Na Conferência XXXI (A dissecção da personalidade psíquica) sobre "incorporação" Freud diz:

"A identificação tem sido comparada, não inadequadamente, com a incorporação oral, canibalística, da outra pessoa. É uma forma muito importante de vinculação a uma outra pessoa, provavelmente a primeira forma, e não é o mesmo que escolha objetal. A diferença entre ambas pode ser expressa mais ou menos da seguinte maneira. Se um menino se identifica com seu pai, ele quer ser igual a seu pai; se fizer dele o objeto de sua escolha, o menino quer tê-lo, possuí-lo. No primeiro caso, seu ego modifica-se conforme o modelo de seu pai; no segundo caso, isso não énecessário. Identificação e escolha objetal são, em grande parte, independentes uma da outra; no entanto, é possível identificar-se com alguém que, por exemplo, foi tomado como objeto sexual, e modificar o ego segundo esse modelo.
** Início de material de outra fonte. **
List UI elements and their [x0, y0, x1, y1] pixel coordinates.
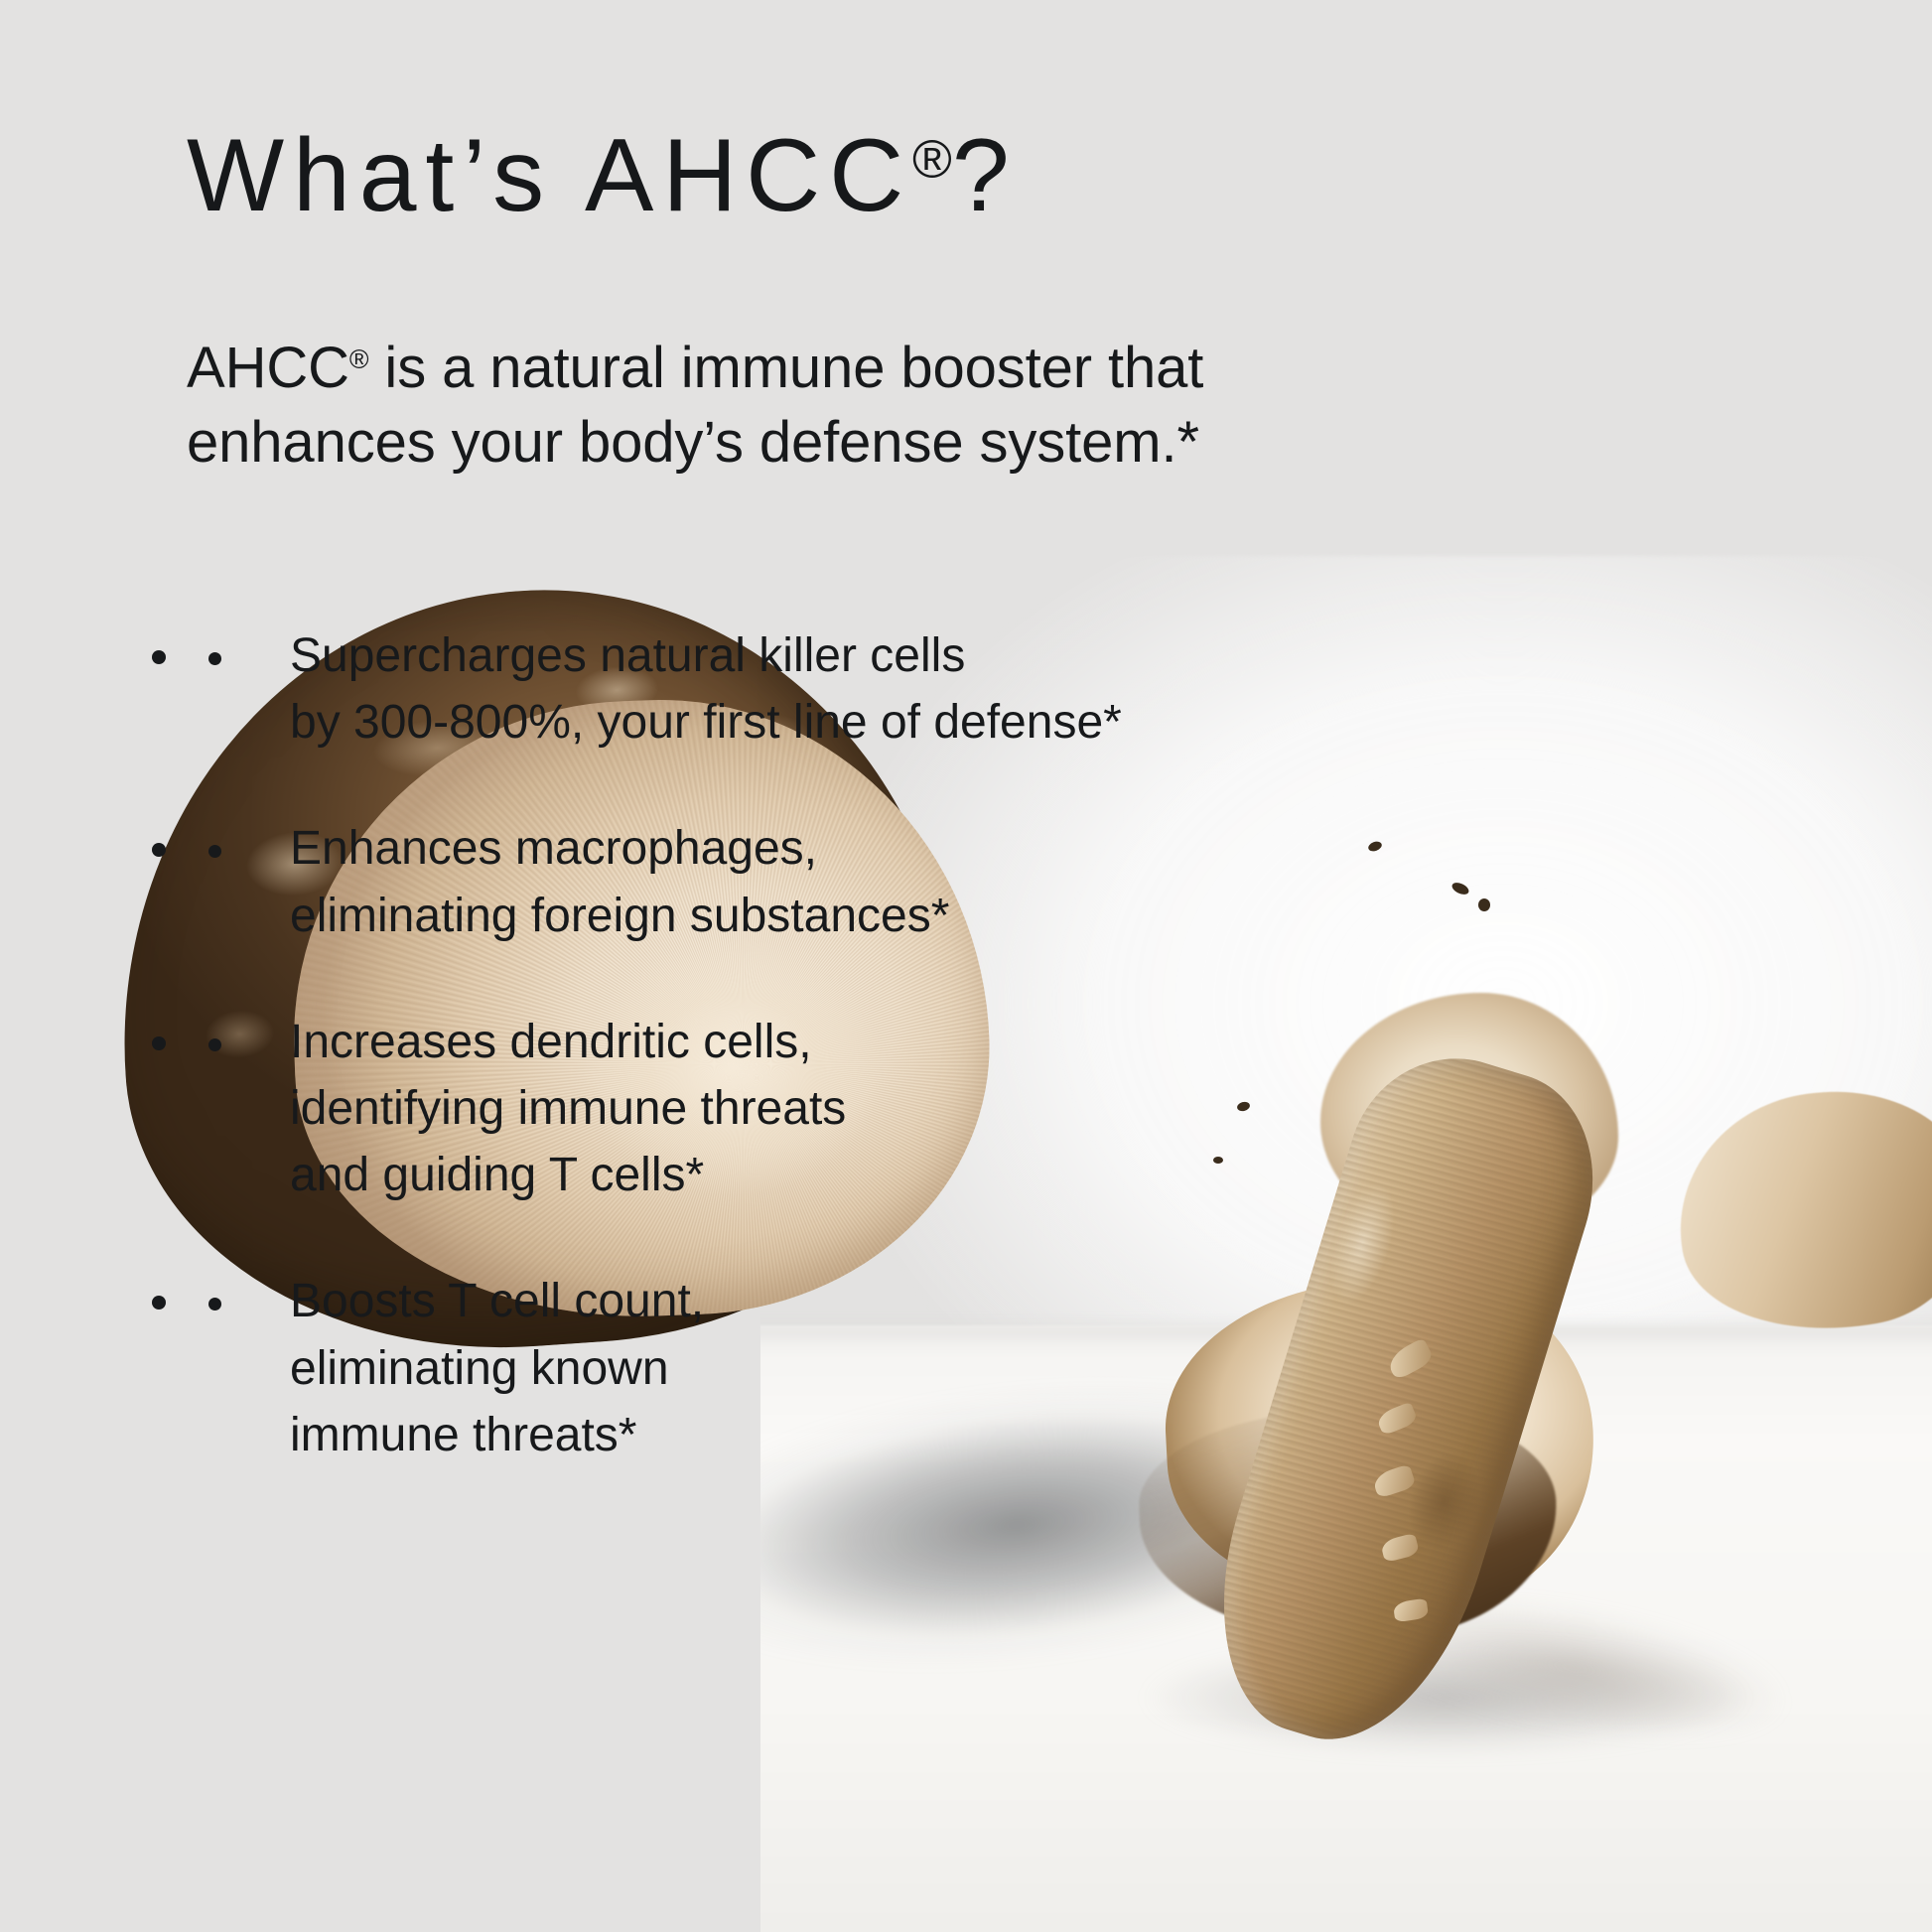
bullet-line: Enhances macrophages, — [290, 815, 1299, 882]
bullet-line: eliminating foreign substances* — [290, 883, 1299, 949]
bullet-dot-icon — [208, 1298, 221, 1311]
bullet-t-cell-count: Boosts T cell count, eliminating known i… — [187, 1268, 1299, 1468]
subheading-line1: is a natural immune booster that — [368, 336, 1203, 400]
subheading-line2: enhances your body’s defense system.* — [187, 410, 1199, 475]
bullet-dot-icon — [208, 652, 221, 665]
bullet-line: and guiding T cells* — [290, 1142, 1299, 1208]
bullet-line: Supercharges natural killer cells — [290, 622, 1299, 689]
bullet-line: Increases dendritic cells, — [290, 1009, 1299, 1075]
ahcc-infographic-card: What’s AHCC®? AHCC® is a natural immune … — [0, 0, 1932, 1932]
page-title: What’s AHCC®? — [187, 123, 1019, 228]
bullet-line: immune threats* — [290, 1402, 1299, 1468]
gill-speck — [1478, 898, 1490, 911]
registered-trademark-icon: ® — [349, 345, 369, 374]
bullet-dendritic-cells: Increases dendritic cells, identifying i… — [187, 1009, 1299, 1209]
subheading: AHCC® is a natural immune booster thaten… — [187, 331, 1289, 481]
page-title-text: What’s AHCC — [187, 118, 912, 233]
bullet-line: eliminating known — [290, 1335, 1299, 1402]
bullet-natural-killer-cells: Supercharges natural killer cells by 300… — [187, 622, 1299, 756]
registered-trademark-icon: ® — [912, 129, 952, 189]
subheading-brand: AHCC — [187, 336, 349, 400]
bullet-line: identifying immune threats — [290, 1075, 1299, 1142]
bullet-line: Boosts T cell count, — [290, 1268, 1299, 1334]
page-title-suffix: ? — [952, 118, 1019, 233]
text-column: What’s AHCC®? AHCC® is a natural immune … — [187, 0, 1358, 1932]
bullet-line: by 300-800%, your first line of defense* — [290, 689, 1299, 756]
bullet-dot-icon — [208, 845, 221, 858]
bullet-dot-icon — [208, 1038, 221, 1051]
benefits-list: Supercharges natural killer cells by 300… — [187, 622, 1299, 1528]
bullet-macrophages: Enhances macrophages, eliminating foreig… — [187, 815, 1299, 948]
Diz-se que a influência sobre o ego, motivada pelo objeto sexual, ocorre com particular freqüência em mulheres e é característica da feminilidade".
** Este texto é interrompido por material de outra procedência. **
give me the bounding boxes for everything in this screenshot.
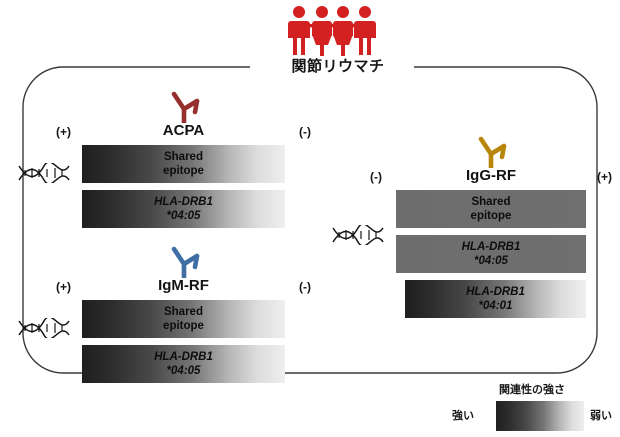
sign-left-igg-rf: (-) (370, 169, 382, 185)
dna-helix-icon (330, 225, 386, 245)
bar-hla-drb1-0405: HLA-DRB1 *04:05 (82, 190, 285, 228)
dna-helix-icon (16, 318, 72, 338)
bar-shared-epitope: Shared epitope (396, 190, 586, 228)
sign-right-acpa: (-) (299, 124, 311, 140)
dna-helix-icon (16, 163, 72, 183)
bar-label: HLA-DRB1 *04:05 (154, 195, 213, 223)
bar-shared-epitope: Shared epitope (82, 300, 285, 338)
sign-left-igm-rf: (+) (56, 279, 71, 295)
antibody-icon (161, 244, 207, 278)
sign-right-igg-rf: (+) (597, 169, 612, 185)
legend-title: 関連性の強さ (452, 383, 612, 397)
legend: 関連性の強さ 強い 弱い (452, 383, 612, 433)
bar-label: HLA-DRB1 *04:05 (462, 240, 521, 268)
antibody-icon (468, 134, 514, 168)
group-title-igg-rf: IgG-RF (396, 168, 586, 184)
sign-right-igm-rf: (-) (299, 279, 311, 295)
legend-strong-label: 強い (452, 409, 474, 423)
group-title-acpa: ACPA (82, 123, 285, 139)
bar-hla-drb1-0405: HLA-DRB1 *04:05 (82, 345, 285, 383)
four-people-icon (285, 4, 377, 56)
bar-stack-acpa: Shared epitope HLA-DRB1 *04:05 (82, 145, 285, 235)
bar-label: HLA-DRB1 *04:05 (154, 350, 213, 378)
bar-shared-epitope: Shared epitope (82, 145, 285, 183)
bar-label: Shared epitope (471, 195, 512, 223)
legend-gradient-bar (496, 401, 584, 431)
page-title: 関節リウマチ (262, 58, 414, 76)
bar-label: Shared epitope (163, 305, 204, 333)
diagram-canvas: 関節リウマチ ACPA (+) (-) Shared epitope HLA-D… (0, 0, 620, 437)
bar-hla-drb1-0401: HLA-DRB1 *04:01 (405, 280, 586, 318)
bar-hla-drb1-0405: HLA-DRB1 *04:05 (396, 235, 586, 273)
antibody-icon (161, 89, 207, 123)
bar-label: Shared epitope (163, 150, 204, 178)
bar-label: HLA-DRB1 *04:01 (466, 285, 525, 313)
group-title-igm-rf: IgM-RF (82, 278, 285, 294)
legend-weak-label: 弱い (590, 409, 612, 423)
bar-stack-igg-rf: Shared epitope HLA-DRB1 *04:05 HLA-DRB1 … (396, 190, 586, 325)
bar-stack-igm-rf: Shared epitope HLA-DRB1 *04:05 (82, 300, 285, 390)
sign-left-acpa: (+) (56, 124, 71, 140)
No terceiro ensaio de Moisés e o Monoteísmo, Freud se refere a "incorporação" da seguinte forma: "Minha construção parte de um enunciado de Darwin (1871, 2, p. 362 e seg.] e inclui uma hipótese de Atkinson [1903, p. 220 e seg.]. Afirma ela que, em épocas primevas, o homem primitivo vivia em pequenas hordas cada uma das quais sob o domínio de um macho poderoso".

"O ponto essencial, contudo, é que atribuímos a esses homens primitivos as mesmas atitudes emocionais que pudemos estabelecer pela investigação analítica nos primitivos da época atual — em nossos filhos. Isto é, supomos que eles não apenas odiaram e temeram o pai, mas também o honraram como modelo, e que cada um deles desejou ocupar seu lugar na realidade. Podemos, se assim for, compreender o canibalismo como uma tentativa de assegurar uma identificação com ele, pela incorporação de um pedaço seu.

Deve-se supor que, após o parricídio, um tempo considerável se passou, durante o qual os irmãos disputaram uns com os outros a herança do pai, que cada um deles queria para si sozinho".

"(...)conduziram por fim a um acordo entre eles, a uma espécie de contrato social. A primeira forma de organização social ocorreu com uma renúncia ao instinto, um reconhecimento das obrigações mútuas, a introdução de instituições definidas, pronunciadas invioláveis (sagradas), o que equivale a dizer, os primórdios da moralidade e da justiça.Cada indivíduo renunciou a seu ideal de adquirir a posição do pai para si e de possuir a mãe e as irmãs. Assim, surgiram o tabu do incesto e a injunção à exagomia".

"Um animal poderoso — a princípio, talvez, sempre um que também era temido — foi escolhido como substituto do pai.""(...)o totem era encarado como ancestral de sangue e espírito protetor do clã, a ser adorado e protegido, e, por outro, marcava-se um festival em que se lhe achava preparado o mesmo destino que o pai primevo havia encontrado. Ele era morto e devorado por todos os membros da tribo, em comum. (A refeição totêmica, segundo Robertson Smith [1894].) Esse grande festival, na realidade, era uma celebração triunfante da vitória dos filhos combinados sobre o pai.

"(...) estamos justificados, dizia eu, em encarar o totemismo como a primeira forma em que a religião se manifestou na história humana, e em confirmar o fato de ele ter sido vinculado, desde o início, aos regulamentos sociais e às obrigações morais". "(...)Assim, as autoridades freqüentemente se impressionaram pela maneira fiel mediante a qual o sentido e o conteúdo da antiga refeição totêmica são repetidos no rito da Comunhão Cristã, na qual o crente incorpora o sangue e a carne de seu deus, em forma simbólica"."(...)Numerosas relíquias da era primeva esquecida sobrevieram nas lendas populares e nos contos de fadas, e o estudo analítico da vida mental das crianças proporcionou inesperada abundância de material para preencher as lacunas em nosso conhecimento dos tempos primitivos. (...) Nada existe de inteiramente fabricado em nossa construção, nada que não possa apoiar-se em fundamentos sólidos".